Platelet Reactivity and Cardiovascular Mortality Risk in the LURIC Study

Abstract

Background: The clinical and prognostic implications of platelet reactivity (PR) testing in a P2Y12-inhibitor naïve population are poorly understood. Objectives: This explorative study aims to assess the role of PR and explore factors that may modify elevated mortality risk in patients with altered PR. Methods: Platelet ADP-induced CD62P and CD63 expression were measured by flow-cytometry in 1520 patients who were referred for coronary angiography in the Ludwigshafen Risk and Cardiovascular Health Study (LURIC). Results: High- and Low-platelet reactivity to ADP were strong predictors of cardiovascular and all-cause mortality and risk equivalent to the presence of coronary artery disease. (High platelet reactivity 1.4 [95% CI 1.1–1.9]; Low platelet reactivity: 1.4 [95% CI 1.0–2.0]). Relative weight analysis indicated glucose control (HbA1c), renal function ([eGFR]), inflammation (high-sensitive C-reactive protein [hsCRP]) and antiplatelet therapy by Aspirin as consistent mortality risk modifiers in patients with Low- and High-platelet reactivity. Pre-specified stratification of patients by risk modifiers HbA1c (<7.0%), eGFR (>60 mL/min/1.73 m2) and CRP (<3 mg/L) was associated with a lower mortality risk, however irrespective of platelet reactivity.
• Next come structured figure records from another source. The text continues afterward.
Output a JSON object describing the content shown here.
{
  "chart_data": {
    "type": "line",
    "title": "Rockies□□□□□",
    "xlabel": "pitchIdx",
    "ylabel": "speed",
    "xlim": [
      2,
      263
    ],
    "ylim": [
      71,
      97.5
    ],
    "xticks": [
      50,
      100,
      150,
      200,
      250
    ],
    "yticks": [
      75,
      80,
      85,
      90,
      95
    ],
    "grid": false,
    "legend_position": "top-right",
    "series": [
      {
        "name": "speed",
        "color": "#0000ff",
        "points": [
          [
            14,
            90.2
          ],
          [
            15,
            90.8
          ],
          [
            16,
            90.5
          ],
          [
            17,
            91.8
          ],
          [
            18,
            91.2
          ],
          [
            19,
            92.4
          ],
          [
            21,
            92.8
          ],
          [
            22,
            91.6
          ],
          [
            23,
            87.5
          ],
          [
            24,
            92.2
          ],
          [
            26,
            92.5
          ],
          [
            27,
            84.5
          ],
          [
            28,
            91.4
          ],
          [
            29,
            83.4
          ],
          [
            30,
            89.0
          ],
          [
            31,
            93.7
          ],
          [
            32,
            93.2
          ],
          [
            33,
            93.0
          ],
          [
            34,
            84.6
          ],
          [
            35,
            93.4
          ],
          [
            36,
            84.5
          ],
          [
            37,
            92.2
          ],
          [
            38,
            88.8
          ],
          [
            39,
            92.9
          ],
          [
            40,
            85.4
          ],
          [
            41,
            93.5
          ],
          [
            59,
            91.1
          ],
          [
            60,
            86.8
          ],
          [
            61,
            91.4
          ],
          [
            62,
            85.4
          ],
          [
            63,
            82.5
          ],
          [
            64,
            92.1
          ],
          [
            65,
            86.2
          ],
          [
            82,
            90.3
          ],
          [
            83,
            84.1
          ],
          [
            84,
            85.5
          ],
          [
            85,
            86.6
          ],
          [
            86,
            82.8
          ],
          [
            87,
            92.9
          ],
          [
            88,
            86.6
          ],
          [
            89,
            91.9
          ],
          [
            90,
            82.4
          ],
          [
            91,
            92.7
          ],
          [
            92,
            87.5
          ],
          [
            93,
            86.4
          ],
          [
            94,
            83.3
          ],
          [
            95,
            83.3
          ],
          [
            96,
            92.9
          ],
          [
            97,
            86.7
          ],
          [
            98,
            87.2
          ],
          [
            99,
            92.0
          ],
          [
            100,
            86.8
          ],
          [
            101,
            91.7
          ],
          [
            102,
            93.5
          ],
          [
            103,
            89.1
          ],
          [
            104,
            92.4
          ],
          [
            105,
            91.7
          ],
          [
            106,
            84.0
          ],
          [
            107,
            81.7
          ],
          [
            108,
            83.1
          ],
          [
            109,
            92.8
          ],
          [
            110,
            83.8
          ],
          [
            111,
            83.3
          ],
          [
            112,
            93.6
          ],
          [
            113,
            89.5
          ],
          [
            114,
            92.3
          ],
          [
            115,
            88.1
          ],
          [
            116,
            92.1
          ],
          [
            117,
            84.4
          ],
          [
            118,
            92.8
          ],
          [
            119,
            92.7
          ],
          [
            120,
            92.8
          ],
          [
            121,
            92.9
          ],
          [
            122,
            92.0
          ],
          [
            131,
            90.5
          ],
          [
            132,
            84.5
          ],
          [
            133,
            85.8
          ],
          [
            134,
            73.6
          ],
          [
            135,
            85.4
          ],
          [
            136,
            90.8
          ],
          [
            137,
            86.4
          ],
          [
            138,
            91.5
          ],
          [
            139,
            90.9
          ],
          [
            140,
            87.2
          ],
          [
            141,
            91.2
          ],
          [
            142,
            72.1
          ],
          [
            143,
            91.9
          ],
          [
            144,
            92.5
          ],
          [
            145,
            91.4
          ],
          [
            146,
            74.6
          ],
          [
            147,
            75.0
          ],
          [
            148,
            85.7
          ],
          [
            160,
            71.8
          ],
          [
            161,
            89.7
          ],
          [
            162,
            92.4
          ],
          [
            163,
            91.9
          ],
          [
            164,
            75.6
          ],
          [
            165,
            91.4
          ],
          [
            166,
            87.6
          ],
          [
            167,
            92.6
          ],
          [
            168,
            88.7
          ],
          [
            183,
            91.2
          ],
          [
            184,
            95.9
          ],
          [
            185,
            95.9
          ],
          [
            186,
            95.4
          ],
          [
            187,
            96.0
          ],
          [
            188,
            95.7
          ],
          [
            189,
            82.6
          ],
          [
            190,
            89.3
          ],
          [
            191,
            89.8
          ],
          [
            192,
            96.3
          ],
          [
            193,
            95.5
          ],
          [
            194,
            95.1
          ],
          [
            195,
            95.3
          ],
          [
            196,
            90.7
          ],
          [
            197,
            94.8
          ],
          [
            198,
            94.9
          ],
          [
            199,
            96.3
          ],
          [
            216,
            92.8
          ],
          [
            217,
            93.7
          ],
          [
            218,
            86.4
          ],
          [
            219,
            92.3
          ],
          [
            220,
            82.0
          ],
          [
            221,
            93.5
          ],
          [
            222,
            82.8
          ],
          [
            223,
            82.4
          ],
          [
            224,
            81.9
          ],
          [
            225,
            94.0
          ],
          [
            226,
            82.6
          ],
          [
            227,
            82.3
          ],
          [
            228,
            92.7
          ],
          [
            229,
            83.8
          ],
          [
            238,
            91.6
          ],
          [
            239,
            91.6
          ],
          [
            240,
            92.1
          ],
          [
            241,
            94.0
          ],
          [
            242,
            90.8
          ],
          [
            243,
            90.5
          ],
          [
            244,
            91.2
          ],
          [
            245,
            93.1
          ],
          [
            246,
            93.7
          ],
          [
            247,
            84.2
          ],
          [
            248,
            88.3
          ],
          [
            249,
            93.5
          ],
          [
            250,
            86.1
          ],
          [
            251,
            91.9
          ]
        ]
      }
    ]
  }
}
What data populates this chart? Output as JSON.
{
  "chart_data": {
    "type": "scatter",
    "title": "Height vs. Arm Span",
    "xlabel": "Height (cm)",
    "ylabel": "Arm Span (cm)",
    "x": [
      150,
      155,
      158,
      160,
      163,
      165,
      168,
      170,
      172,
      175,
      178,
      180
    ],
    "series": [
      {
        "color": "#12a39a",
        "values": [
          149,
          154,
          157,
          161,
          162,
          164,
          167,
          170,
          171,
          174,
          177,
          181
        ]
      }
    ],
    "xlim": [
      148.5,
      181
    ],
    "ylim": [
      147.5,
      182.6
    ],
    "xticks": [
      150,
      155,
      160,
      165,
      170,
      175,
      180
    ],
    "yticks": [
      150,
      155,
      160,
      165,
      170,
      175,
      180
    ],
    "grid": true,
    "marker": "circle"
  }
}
Aspirin treatment was associated with reduced mortality in patients with high platelet reactivity only (p for interaction: 0.02 for CV-death [<0.01 for all-cause mortality]. Conclusions: Cardiovascular mortality risk in patients with High- and Low platelet reactivity is equivalent to the presence of coronary artery disease. Targeted glucose control, improved kidney function and lower inflammation are associated with reduced mortality risk, however independent of platelet reactivity. In contrast, only in patients with High-platelet reactivity was Aspirin treatment associated with lower mortality.